My former workplace can best be described as a college that advertises diversity and inclusion but actively undermines it behind the scenes.
My everyday life entailed being a token representative of a certain form of diversity, a creator of innovative programming that I was highly qualified to build while facing passive-aggressive opposition from colleagues and higher-ups.
[Read Related: #MeToo: Workplace Harassment Isn’t Just a Hollywood Thing]
Have you experienced racism/sexism at work? If so, how has it affected you emotionally? Physically?
Most of my experiences in higher education – as a student and as an educator – can be summarized by the word “marginalization.”
Let me elaborate. As a graduate student, my committee of advisors were white professors who presumed to know more about me than I knew about myself. As an instructor and co-creator of an innovative global studies program, many of the faculty colleagues considered themselves experts on my identities. Most of them were self-professed liberals and intellectuals who professed and maintained images of being worldly and accepting while simultaneously committing microaggressions.
Having my name misspelled or mispronounced was an everyday matter. None of my colleagues treated me as an equal. However, when we built the innovative program, I was sought out to help market it. I was featured in the videos and delivered presentations on the program selectively, but rarely did I have a say so or resources to do my job effectively.
Many of us working as ‘the only’ in such workplace scenarios are expected to be the innovators but are not able to access the needed resources to do our work effectively.
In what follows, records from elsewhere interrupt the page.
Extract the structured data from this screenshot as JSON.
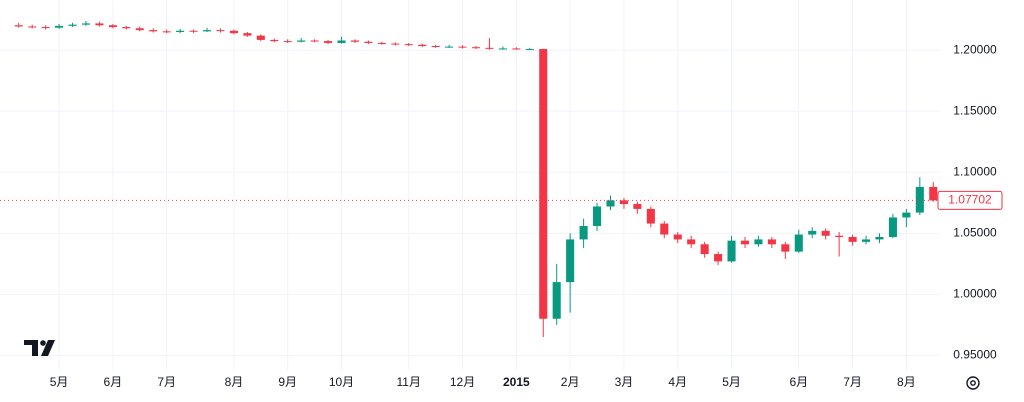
{
  "chart_data": {
    "type": "candlestick",
    "categories": [
      null,
      null,
      null,
      "5月",
      null,
      null,
      null,
      "6月",
      null,
      null,
      null,
      "7月",
      null,
      null,
      null,
      null,
      "8月",
      null,
      null,
      null,
      "9月",
      null,
      null,
      null,
      "10月",
      null,
      null,
      null,
      null,
      "11月",
      null,
      null,
      null,
      "12月",
      null,
      null,
      null,
      "2015",
      null,
      null,
      null,
      "2月",
      null,
      null,
      null,
      "3月",
      null,
      null,
      null,
      "4月",
      null,
      null,
      null,
      "5月",
      null,
      null,
      null,
      null,
      "6月",
      null,
      null,
      null,
      "7月",
      null,
      null,
      null,
      "8月",
      null,
      null
    ],
    "open": [
      1.2205,
      1.2195,
      1.219,
      1.2185,
      1.22,
      1.221,
      1.222,
      1.2205,
      1.219,
      1.218,
      1.2165,
      1.2155,
      1.215,
      1.216,
      1.2155,
      1.2165,
      1.216,
      1.214,
      1.212,
      1.2085,
      1.2075,
      1.207,
      1.208,
      1.2075,
      1.206,
      1.208,
      1.207,
      1.206,
      1.2055,
      1.205,
      1.2045,
      1.2035,
      1.203,
      1.203,
      1.2025,
      1.202,
      1.2015,
      1.2015,
      1.201,
      1.201,
      0.98,
      1.01,
      1.045,
      1.056,
      1.072,
      1.077,
      1.074,
      1.07,
      1.058,
      1.049,
      1.045,
      1.041,
      1.033,
      1.027,
      1.044,
      1.041,
      1.045,
      1.041,
      1.035,
      1.049,
      1.052,
      1.048,
      1.047,
      1.043,
      1.045,
      1.047,
      1.063,
      1.067,
      1.088
    ],
    "high": [
      1.2225,
      1.221,
      1.2205,
      1.2215,
      1.2225,
      1.224,
      1.2235,
      1.2215,
      1.22,
      1.2195,
      1.218,
      1.217,
      1.2175,
      1.217,
      1.2185,
      1.218,
      1.217,
      1.215,
      1.213,
      1.2095,
      1.209,
      1.21,
      1.209,
      1.2085,
      1.211,
      1.209,
      1.208,
      1.207,
      1.2065,
      1.206,
      1.2055,
      1.2045,
      1.2045,
      1.204,
      1.2035,
      1.21,
      1.203,
      1.2025,
      1.202,
      1.2012,
      1.025,
      1.05,
      1.062,
      1.075,
      1.081,
      1.079,
      1.076,
      1.072,
      1.06,
      1.051,
      1.048,
      1.043,
      1.035,
      1.048,
      1.047,
      1.048,
      1.047,
      1.043,
      1.053,
      1.055,
      1.054,
      1.051,
      1.049,
      1.048,
      1.05,
      1.066,
      1.07,
      1.096,
      1.092
    ],
    "low": [
      1.2185,
      1.218,
      1.217,
      1.2175,
      1.219,
      1.22,
      1.2195,
      1.218,
      1.217,
      1.2155,
      1.2145,
      1.214,
      1.214,
      1.214,
      1.215,
      1.2145,
      1.213,
      1.211,
      1.2075,
      1.2065,
      1.206,
      1.2065,
      1.2065,
      1.205,
      1.2055,
      1.206,
      1.205,
      1.2045,
      1.204,
      1.2035,
      1.2025,
      1.202,
      1.202,
      1.2015,
      1.201,
      1.2005,
      1.2005,
      1.2005,
      1.2005,
      0.965,
      0.975,
      0.985,
      1.038,
      1.052,
      1.069,
      1.07,
      1.066,
      1.055,
      1.046,
      1.042,
      1.038,
      1.03,
      1.024,
      1.026,
      1.038,
      1.039,
      1.038,
      1.029,
      1.034,
      1.046,
      1.045,
      1.031,
      1.04,
      1.041,
      1.042,
      1.046,
      1.055,
      1.065,
      1.076
    ],
    "close": [
      1.2195,
      1.219,
      1.2185,
      1.22,
      1.221,
      1.222,
      1.2205,
      1.219,
      1.218,
      1.2165,
      1.2155,
      1.215,
      1.216,
      1.2155,
      1.2165,
      1.216,
      1.214,
      1.212,
      1.2085,
      1.2075,
      1.207,
      1.208,
      1.2075,
      1.206,
      1.208,
      1.207,
      1.206,
      1.2055,
      1.205,
      1.2045,
      1.2035,
      1.203,
      1.203,
      1.2025,
      1.202,
      1.2015,
      1.2015,
      1.201,
      1.201,
      0.98,
      1.01,
      1.045,
      1.056,
      1.072,
      1.077,
      1.074,
      1.07,
      1.058,
      1.049,
      1.045,
      1.041,
      1.033,
      1.027,
      1.044,
      1.041,
      1.045,
      1.041,
      1.035,
      1.049,
      1.052,
      1.048,
      1.047,
      1.043,
      1.045,
      1.047,
      1.063,
      1.067,
      1.088,
      1.07702
    ],
    "up_color": "#089981",
    "down_color": "#f23645",
    "last_price": 1.07702,
    "ylim": [
      0.938,
      1.233
    ],
    "yticks": [
      {
        "value": 1.2,
        "label": "1.20000"
      },
      {
        "value": 1.15,
        "label": "1.15000"
      },
      {
        "value": 1.1,
        "label": "1.10000"
      },
      {
        "value": 1.05,
        "label": "1.05000"
      },
      {
        "value": 1.0,
        "label": "1.00000"
      },
      {
        "value": 0.95,
        "label": "0.95000"
      }
    ],
    "grid": true
  }
}
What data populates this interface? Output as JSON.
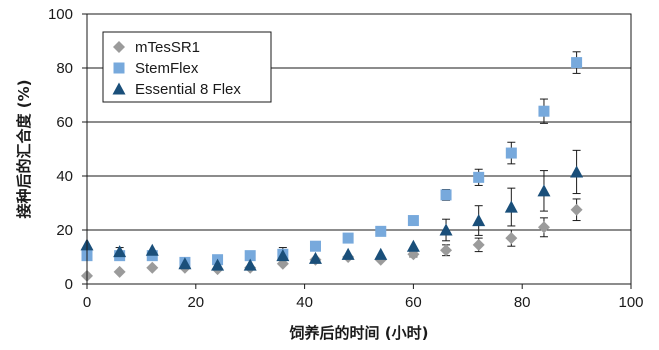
{
  "chart_data": {
    "type": "scatter",
    "xlabel": "饲养后的时间 (小时)",
    "ylabel": "接种后的汇合度 (%)",
    "xlim": [
      0,
      100
    ],
    "ylim": [
      0,
      100
    ],
    "xticks": [
      0,
      20,
      40,
      60,
      80,
      100
    ],
    "yticks": [
      0,
      20,
      40,
      60,
      80,
      100
    ],
    "grid": "horizontal",
    "legend_position": "top-left",
    "series": [
      {
        "name": "mTesSR1",
        "marker": "diamond",
        "color": "#9b9b9b",
        "x": [
          0,
          6,
          12,
          18,
          24,
          30,
          36,
          42,
          48,
          54,
          60,
          66,
          72,
          78,
          84,
          90
        ],
        "y": [
          3,
          4.5,
          6,
          6,
          5.5,
          6,
          7.5,
          9,
          10,
          9,
          11,
          12.5,
          14.5,
          17,
          21,
          27.5
        ],
        "err": [
          0,
          0,
          0,
          0,
          0,
          0,
          0,
          0,
          0,
          0,
          1,
          2,
          2.5,
          3,
          3.5,
          4
        ]
      },
      {
        "name": "StemFlex",
        "marker": "square",
        "color": "#77a9dc",
        "x": [
          0,
          6,
          12,
          18,
          24,
          30,
          36,
          42,
          48,
          54,
          60,
          66,
          72,
          78,
          84,
          90
        ],
        "y": [
          10.5,
          10.5,
          10.5,
          8,
          9,
          10.5,
          11,
          14,
          17,
          19.5,
          23.5,
          33,
          39.5,
          48.5,
          64,
          82
        ],
        "err": [
          0,
          0,
          0,
          0,
          0,
          0,
          0,
          0,
          0,
          0,
          0,
          2,
          3,
          4,
          4.5,
          4
        ]
      },
      {
        "name": "Essential 8 Flex",
        "marker": "triangle",
        "color": "#1a4f7a",
        "x": [
          0,
          6,
          12,
          18,
          24,
          30,
          36,
          42,
          48,
          54,
          60,
          66,
          72,
          78,
          84,
          90
        ],
        "y": [
          14.5,
          12,
          12.5,
          7.5,
          7,
          7,
          10.5,
          9.5,
          11,
          11,
          14,
          20,
          23.5,
          28.5,
          34.5,
          41.5
        ],
        "err": [
          0,
          1.5,
          0,
          0,
          0,
          0,
          3,
          0,
          0,
          0,
          0,
          4,
          5.5,
          7,
          7.5,
          8
        ]
      }
    ]
  }
}
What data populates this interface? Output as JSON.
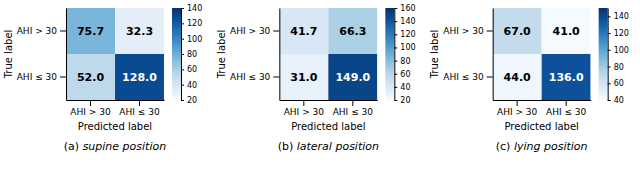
{
  "chart_data": [
    {
      "type": "heatmap",
      "title": "(a) supine position",
      "xlabel": "Predicted label",
      "ylabel": "True label",
      "x": [
        "AHI > 30",
        "AHI ≤ 30"
      ],
      "y": [
        "AHI > 30",
        "AHI ≤ 30"
      ],
      "values": [
        [
          75.7,
          32.3
        ],
        [
          52.0,
          128.0
        ]
      ],
      "value_labels": [
        [
          "75.7",
          "32.3"
        ],
        [
          "52.0",
          "128.0"
        ]
      ],
      "data_labels": true,
      "color_range": [
        20,
        140
      ],
      "color_ticks": [
        20,
        40,
        60,
        80,
        100,
        120,
        140
      ]
    },
    {
      "type": "heatmap",
      "title": "(b) lateral position",
      "xlabel": "Predicted label",
      "ylabel": "True label",
      "x": [
        "AHI > 30",
        "AHI ≤ 30"
      ],
      "y": [
        "AHI > 30",
        "AHI ≤ 30"
      ],
      "values": [
        [
          41.7,
          66.3
        ],
        [
          31.0,
          149.0
        ]
      ],
      "value_labels": [
        [
          "41.7",
          "66.3"
        ],
        [
          "31.0",
          "149.0"
        ]
      ],
      "data_labels": true,
      "color_range": [
        20,
        160
      ],
      "color_ticks": [
        20,
        40,
        60,
        80,
        100,
        120,
        140,
        160
      ]
    },
    {
      "type": "heatmap",
      "title": "(c) lying position",
      "xlabel": "Predicted label",
      "ylabel": "True label",
      "x": [
        "AHI > 30",
        "AHI ≤ 30"
      ],
      "y": [
        "AHI > 30",
        "AHI ≤ 30"
      ],
      "values": [
        [
          67.0,
          41.0
        ],
        [
          44.0,
          136.0
        ]
      ],
      "value_labels": [
        [
          "67.0",
          "41.0"
        ],
        [
          "44.0",
          "136.0"
        ]
      ],
      "data_labels": true,
      "color_range": [
        40,
        150
      ],
      "color_ticks": [
        40,
        60,
        80,
        100,
        120,
        140
      ]
    }
  ]
}
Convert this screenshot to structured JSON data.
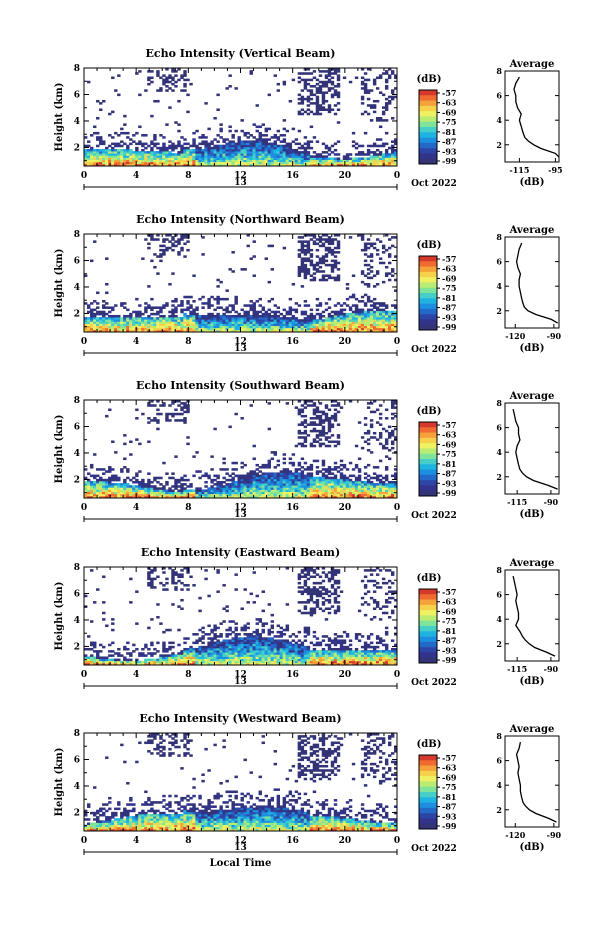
{
  "colorbar": {
    "unit": "(dB)",
    "labels": [
      "-57",
      "-63",
      "-69",
      "-75",
      "-81",
      "-87",
      "-93",
      "-99"
    ],
    "colors": [
      "#d4392c",
      "#f06b2f",
      "#f5a23a",
      "#f6d24c",
      "#eef262",
      "#b9ec72",
      "#7fe39a",
      "#45cfc8",
      "#1fb3e2",
      "#1d8fe0",
      "#2369c8",
      "#2d45a6",
      "#32338a",
      "#333377"
    ]
  },
  "date_label": "Oct 2022",
  "x_axis": {
    "ticks": [
      "0",
      "4",
      "8",
      "12",
      "16",
      "20",
      "0"
    ],
    "day_label": "13",
    "xlabel": "Local Time"
  },
  "chart_data": [
    {
      "type": "heatmap",
      "title": "Echo Intensity (Vertical Beam)",
      "ylabel": "Height (km)",
      "yticks": [
        "2",
        "4",
        "6",
        "8"
      ],
      "ylim": [
        0.6,
        8.0
      ],
      "xlim": [
        0,
        24
      ],
      "clim": [
        -99,
        -57
      ],
      "average": {
        "title": "Average",
        "xlabel": "(dB)",
        "xticks": [
          "-115",
          "-95"
        ],
        "xlim": [
          -123,
          -93
        ],
        "height": [
          1.0,
          1.3,
          1.7,
          2.0,
          2.3,
          2.6,
          3.0,
          3.5,
          4.0,
          4.5,
          5.0,
          5.5,
          6.0,
          6.5,
          7.0,
          7.5
        ],
        "value": [
          -93,
          -95,
          -103,
          -107,
          -110,
          -112,
          -113,
          -114,
          -115,
          -114,
          -116,
          -117,
          -117,
          -118,
          -117,
          -115
        ]
      }
    },
    {
      "type": "heatmap",
      "title": "Echo Intensity (Northward Beam)",
      "ylabel": "Height (km)",
      "yticks": [
        "2",
        "4",
        "6",
        "8"
      ],
      "ylim": [
        0.6,
        8.0
      ],
      "xlim": [
        0,
        24
      ],
      "clim": [
        -99,
        -57
      ],
      "average": {
        "title": "Average",
        "xlabel": "(dB)",
        "xticks": [
          "-120",
          "-90"
        ],
        "xlim": [
          -128,
          -86
        ],
        "height": [
          1.0,
          1.3,
          1.7,
          2.0,
          2.3,
          2.6,
          3.0,
          3.5,
          4.0,
          4.5,
          5.0,
          5.5,
          6.0,
          6.5,
          7.0,
          7.5
        ],
        "value": [
          -87,
          -92,
          -104,
          -110,
          -113,
          -114,
          -115,
          -116,
          -117,
          -117,
          -116,
          -118,
          -119,
          -118,
          -117,
          -115
        ]
      }
    },
    {
      "type": "heatmap",
      "title": "Echo Intensity (Southward Beam)",
      "ylabel": "Height (km)",
      "yticks": [
        "2",
        "4",
        "6",
        "8"
      ],
      "ylim": [
        0.6,
        8.0
      ],
      "xlim": [
        0,
        24
      ],
      "clim": [
        -99,
        -57
      ],
      "average": {
        "title": "Average",
        "xlabel": "(dB)",
        "xticks": [
          "-115",
          "-90"
        ],
        "xlim": [
          -124,
          -84
        ],
        "height": [
          1.0,
          1.3,
          1.7,
          2.0,
          2.3,
          2.6,
          3.0,
          3.5,
          4.0,
          4.5,
          5.0,
          5.5,
          6.0,
          6.5,
          7.0,
          7.5
        ],
        "value": [
          -85,
          -92,
          -103,
          -108,
          -111,
          -113,
          -114,
          -115,
          -116,
          -115,
          -113,
          -114,
          -114,
          -116,
          -117,
          -118
        ]
      }
    },
    {
      "type": "heatmap",
      "title": "Echo Intensity (Eastward Beam)",
      "ylabel": "Height (km)",
      "yticks": [
        "2",
        "4",
        "6",
        "8"
      ],
      "ylim": [
        0.6,
        8.0
      ],
      "xlim": [
        0,
        24
      ],
      "clim": [
        -99,
        -57
      ],
      "average": {
        "title": "Average",
        "xlabel": "(dB)",
        "xticks": [
          "-115",
          "-90"
        ],
        "xlim": [
          -124,
          -84
        ],
        "height": [
          1.0,
          1.3,
          1.7,
          2.0,
          2.3,
          2.6,
          3.0,
          3.5,
          4.0,
          4.5,
          5.0,
          5.5,
          6.0,
          6.5,
          7.0,
          7.5
        ],
        "value": [
          -87,
          -93,
          -102,
          -106,
          -109,
          -111,
          -113,
          -116,
          -114,
          -114,
          -115,
          -116,
          -115,
          -116,
          -117,
          -118
        ]
      }
    },
    {
      "type": "heatmap",
      "title": "Echo Intensity (Westward Beam)",
      "ylabel": "Height (km)",
      "yticks": [
        "2",
        "4",
        "6",
        "8"
      ],
      "ylim": [
        0.6,
        8.0
      ],
      "xlim": [
        0,
        24
      ],
      "clim": [
        -99,
        -57
      ],
      "average": {
        "title": "Average",
        "xlabel": "(dB)",
        "xticks": [
          "-120",
          "-90"
        ],
        "xlim": [
          -128,
          -86
        ],
        "height": [
          1.0,
          1.3,
          1.7,
          2.0,
          2.3,
          2.6,
          3.0,
          3.5,
          4.0,
          4.5,
          5.0,
          5.5,
          6.0,
          6.5,
          7.0,
          7.5
        ],
        "value": [
          -88,
          -94,
          -104,
          -109,
          -112,
          -114,
          -115,
          -116,
          -116,
          -117,
          -118,
          -117,
          -118,
          -119,
          -117,
          -116
        ]
      }
    }
  ]
}
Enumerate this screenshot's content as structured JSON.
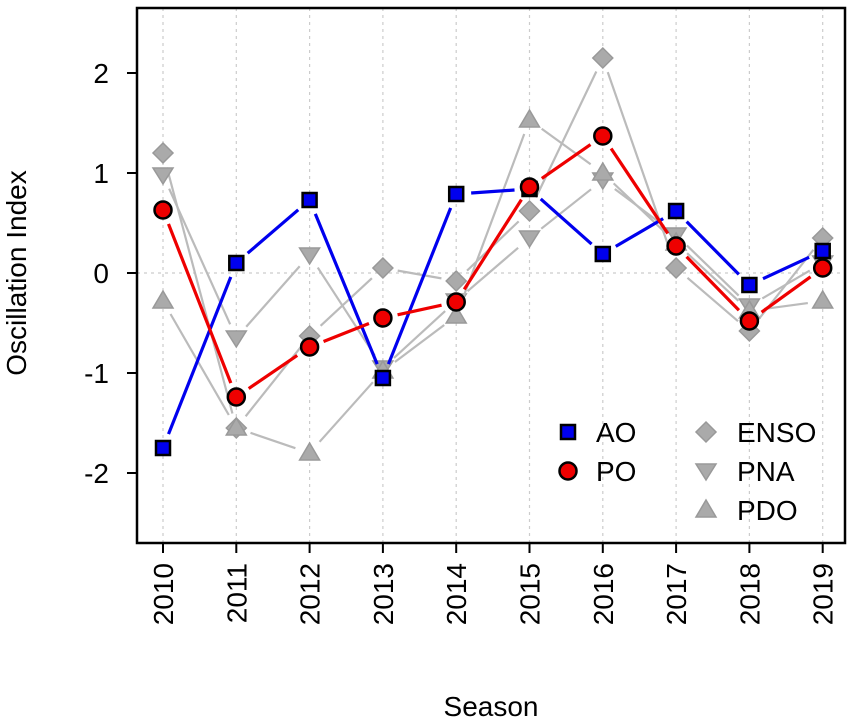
{
  "chart_data": {
    "type": "line",
    "xlabel": "Season",
    "ylabel": "Oscillation Index",
    "x": [
      "2010",
      "2011",
      "2012",
      "2013",
      "2014",
      "2015",
      "2016",
      "2017",
      "2018",
      "2019"
    ],
    "ylim": [
      -2.7,
      2.6
    ],
    "yticks": [
      -2,
      -1,
      0,
      1,
      2
    ],
    "grid": "dotted vertical gridlines at each season; dotted horizontal line at 0",
    "legend_position": "bottom-right",
    "series": [
      {
        "name": "ENSO",
        "marker": "diamond",
        "color": "#aaaaaa",
        "line_color": "#bbbbbb",
        "values": [
          1.2,
          -1.55,
          -0.63,
          0.05,
          -0.08,
          0.62,
          2.15,
          0.05,
          -0.58,
          0.35
        ]
      },
      {
        "name": "PNA",
        "marker": "triangle-down",
        "color": "#aaaaaa",
        "line_color": "#bbbbbb",
        "values": [
          0.98,
          -0.65,
          0.18,
          -0.95,
          -0.28,
          0.35,
          0.93,
          0.38,
          -0.33,
          0.1
        ]
      },
      {
        "name": "PDO",
        "marker": "triangle-up",
        "color": "#aaaaaa",
        "line_color": "#bbbbbb",
        "values": [
          -0.28,
          -1.55,
          -1.8,
          -0.98,
          -0.43,
          1.53,
          1.0,
          0.3,
          -0.38,
          -0.28
        ]
      },
      {
        "name": "AO",
        "marker": "square",
        "color": "#0000ee",
        "line_color": "#0000ee",
        "values": [
          -1.75,
          0.1,
          0.73,
          -1.05,
          0.79,
          0.84,
          0.19,
          0.62,
          -0.12,
          0.22
        ]
      },
      {
        "name": "PO",
        "marker": "circle",
        "color": "#ee0000",
        "line_color": "#ee0000",
        "values": [
          0.63,
          -1.24,
          -0.74,
          -0.45,
          -0.29,
          0.86,
          1.37,
          0.27,
          -0.48,
          0.05
        ]
      }
    ]
  }
}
When I began to speak out on campus and on social media about Black Lives Matter and advocated for Muslim students’ rights after the Travel Ban, it became clear that I was stepping out of line. When multiple silencing techniques by my colleagues and superiors did not work, I was laid off due to budget cuts.
I was cut. As I have healed from the “thousand cuts” and my lay-off – the final cut – I realize that what Scholar Poet Audre Lorde articulates is truer than ever: “Your silence will not protect you.”
I no longer seek to be protected or to be silent, and I urge others to do the same.